I am not Caribbean and have yet to visit. Still, Composition with Decorated Stone Wall, Hills and Houses brought me back to the shorelines of Salvador, Bahia. Along the Atlantic coast, skittles-colored homes stacked atop one another house memories of different groups of the Black diaspora. It is quite touching that a similar visual language is threaded through our idea of home that ultimately tugged us all together to this Black-owned gallery in Chelsea.
Lovelace manages to put so many elements onto one canvas. His maximalist, occasionally cubist approach takes different fragments of the social and natural environs of Trinidad and Tobago to create a harmonious scene. Some of his work comprises separate panels, each with a distinct color palette. Head Above Water, 2025, captures an aquatic respite. In one frame, Lovelace shows the swimmer above and below the water line, the sea’s surface, and the shoreline with mountains stretched across the land. Many elements of the natural plentitude and serenity the island has to offer are appreciated in a single snapshot.
My favorite painting, Bush Night Poem, 2025, demonstrates his most complex use of this technique. What exactly I am looking at is indecipherable. Still, the abundant beauty of Trinidad and Tobago’s flora is wonderfully translated. It is the spindly leaves of palm trees. It is the lazy outstretched stem of flat, waxy leaves. It is the dense foliage that prevents the eye from peeking beyond the foreground. It is a flower. It is a bird. I mean, it could be a bird. It is the iridescent flitting wings of noctivagant insects. It is the blanket of blue-black that enfolds the island. Lovelace plentifully illustrated the verdure of Trinidad, making it plain why the island is so beloved.
Lovelace's style of blending people and nature in his work betters my understanding of people’s role in the natural order. His unitary approach to depicting Trinidad and Tobago dissolves the boundary between people and place, arousing a primeval reminder that people embody their environment.
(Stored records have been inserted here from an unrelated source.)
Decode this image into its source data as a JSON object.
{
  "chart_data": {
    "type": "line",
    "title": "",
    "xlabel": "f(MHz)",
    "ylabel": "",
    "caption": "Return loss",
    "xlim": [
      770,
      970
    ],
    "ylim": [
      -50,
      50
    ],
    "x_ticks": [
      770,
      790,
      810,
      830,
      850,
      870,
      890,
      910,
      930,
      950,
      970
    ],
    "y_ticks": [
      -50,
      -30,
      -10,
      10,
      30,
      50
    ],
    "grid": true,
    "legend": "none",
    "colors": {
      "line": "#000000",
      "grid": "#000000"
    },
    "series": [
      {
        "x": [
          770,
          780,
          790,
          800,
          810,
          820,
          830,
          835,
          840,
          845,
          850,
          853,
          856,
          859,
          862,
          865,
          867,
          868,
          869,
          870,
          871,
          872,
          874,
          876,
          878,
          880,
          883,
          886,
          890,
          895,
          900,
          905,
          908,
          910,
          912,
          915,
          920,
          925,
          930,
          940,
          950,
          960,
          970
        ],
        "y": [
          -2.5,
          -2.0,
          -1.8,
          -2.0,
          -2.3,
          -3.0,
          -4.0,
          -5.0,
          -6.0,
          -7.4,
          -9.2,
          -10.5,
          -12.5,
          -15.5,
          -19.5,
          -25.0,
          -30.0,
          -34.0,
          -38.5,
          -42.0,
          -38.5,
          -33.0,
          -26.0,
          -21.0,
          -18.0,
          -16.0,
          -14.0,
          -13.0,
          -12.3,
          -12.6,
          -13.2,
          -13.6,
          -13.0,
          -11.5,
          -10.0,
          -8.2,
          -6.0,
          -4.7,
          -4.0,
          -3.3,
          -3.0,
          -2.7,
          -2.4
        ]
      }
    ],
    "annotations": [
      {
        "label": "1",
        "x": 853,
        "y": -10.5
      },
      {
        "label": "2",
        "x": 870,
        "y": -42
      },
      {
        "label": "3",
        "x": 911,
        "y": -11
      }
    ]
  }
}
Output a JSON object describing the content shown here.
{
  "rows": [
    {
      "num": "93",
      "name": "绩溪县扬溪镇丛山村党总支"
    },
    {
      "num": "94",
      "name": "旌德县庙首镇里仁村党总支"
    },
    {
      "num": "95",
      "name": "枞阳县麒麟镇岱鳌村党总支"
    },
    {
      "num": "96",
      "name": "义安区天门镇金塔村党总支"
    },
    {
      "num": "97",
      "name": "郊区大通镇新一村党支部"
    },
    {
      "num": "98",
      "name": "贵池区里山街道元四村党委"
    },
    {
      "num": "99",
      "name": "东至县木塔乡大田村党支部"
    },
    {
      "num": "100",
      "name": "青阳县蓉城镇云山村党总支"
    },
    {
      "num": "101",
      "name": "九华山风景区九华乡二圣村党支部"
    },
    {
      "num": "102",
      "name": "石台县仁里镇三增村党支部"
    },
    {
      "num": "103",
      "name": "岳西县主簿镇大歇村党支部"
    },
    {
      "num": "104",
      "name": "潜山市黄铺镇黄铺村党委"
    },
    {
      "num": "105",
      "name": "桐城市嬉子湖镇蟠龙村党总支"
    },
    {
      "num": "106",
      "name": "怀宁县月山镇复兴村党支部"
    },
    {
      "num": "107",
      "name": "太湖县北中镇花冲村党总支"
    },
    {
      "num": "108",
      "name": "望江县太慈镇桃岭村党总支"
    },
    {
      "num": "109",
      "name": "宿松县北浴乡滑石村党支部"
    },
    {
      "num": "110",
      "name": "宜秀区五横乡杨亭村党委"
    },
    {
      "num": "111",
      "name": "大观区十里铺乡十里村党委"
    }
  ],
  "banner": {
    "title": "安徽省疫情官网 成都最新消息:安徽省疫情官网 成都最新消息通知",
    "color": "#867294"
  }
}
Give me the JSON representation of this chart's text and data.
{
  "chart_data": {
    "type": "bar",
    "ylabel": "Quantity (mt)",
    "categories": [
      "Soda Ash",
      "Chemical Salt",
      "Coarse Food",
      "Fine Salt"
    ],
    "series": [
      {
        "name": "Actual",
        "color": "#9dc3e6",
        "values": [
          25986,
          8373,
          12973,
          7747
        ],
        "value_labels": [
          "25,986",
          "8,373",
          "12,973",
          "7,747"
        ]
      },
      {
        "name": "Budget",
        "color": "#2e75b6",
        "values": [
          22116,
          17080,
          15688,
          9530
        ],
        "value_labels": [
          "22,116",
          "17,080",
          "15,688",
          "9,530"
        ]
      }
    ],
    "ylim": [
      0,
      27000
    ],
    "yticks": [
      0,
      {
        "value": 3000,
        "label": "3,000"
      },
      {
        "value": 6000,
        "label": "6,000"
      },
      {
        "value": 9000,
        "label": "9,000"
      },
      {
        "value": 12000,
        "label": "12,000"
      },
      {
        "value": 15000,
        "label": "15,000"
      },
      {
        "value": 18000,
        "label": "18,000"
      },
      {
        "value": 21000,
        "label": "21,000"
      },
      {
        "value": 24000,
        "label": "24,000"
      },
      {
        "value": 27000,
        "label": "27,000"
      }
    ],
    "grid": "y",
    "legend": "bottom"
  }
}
Just as the greenery and architecture shown are of the land, the figures also express the essence of their environment.




This perspective towards land and people reminds me much of the practice of Nengi Omuku, a British-Nigerian artist who debuted at Kasmin Gallery last fall. Lovelace and Omuku’s works are similar not in technique or style, but in affect. Both their use in abstracted figures in lush terrain evokes a similar sense of nostalgia for me. The worlds they create feel so alive with these dreamy, Eden-like landscapes. It beckons me to step into a memory I do not recall experiencing. Omuku’s Orange Bougainvillea, 2024, features spectral, delicately painted figures amidst a field of tall grass and flowers. The people are enmeshed with the foliage. Only through closer inspection do they reveal themselves. Likewise, Lovelace’s works are littered with faceless figures who are defined by their environment, as seen with Surfer Seen from Inside a Wave, 2025 and Swimmers at the Surface and One Young Diver, 2025. I have lived in concrete cities all my life, from Lagos to New York. Yet, Lovelace and Omuku’s works elicit an innate longing to be within greenery and be of the land as if the soil spat me up like a flower breaking ground. As a lifelong city girl, I love these reminders that peel back the egotistical presumption that humans lord over the Earth. Rather, we are simply its inhabitants like any other natural matter.
With spring opening the city back up, Where the I Settles is a beautiful start to the season. Lovelace brilliantly imported some of Trinidad and Tobago’s warmth and vibrance to our thawing city. The exhibition will be open until July 25th. It is time well spent to consider what it can look like for us to be better unified with our environment.
Thank you for introducing me to Che Lovelace. He is a phenomenal talent. Looking forward to expanding my repertoire of artists through you!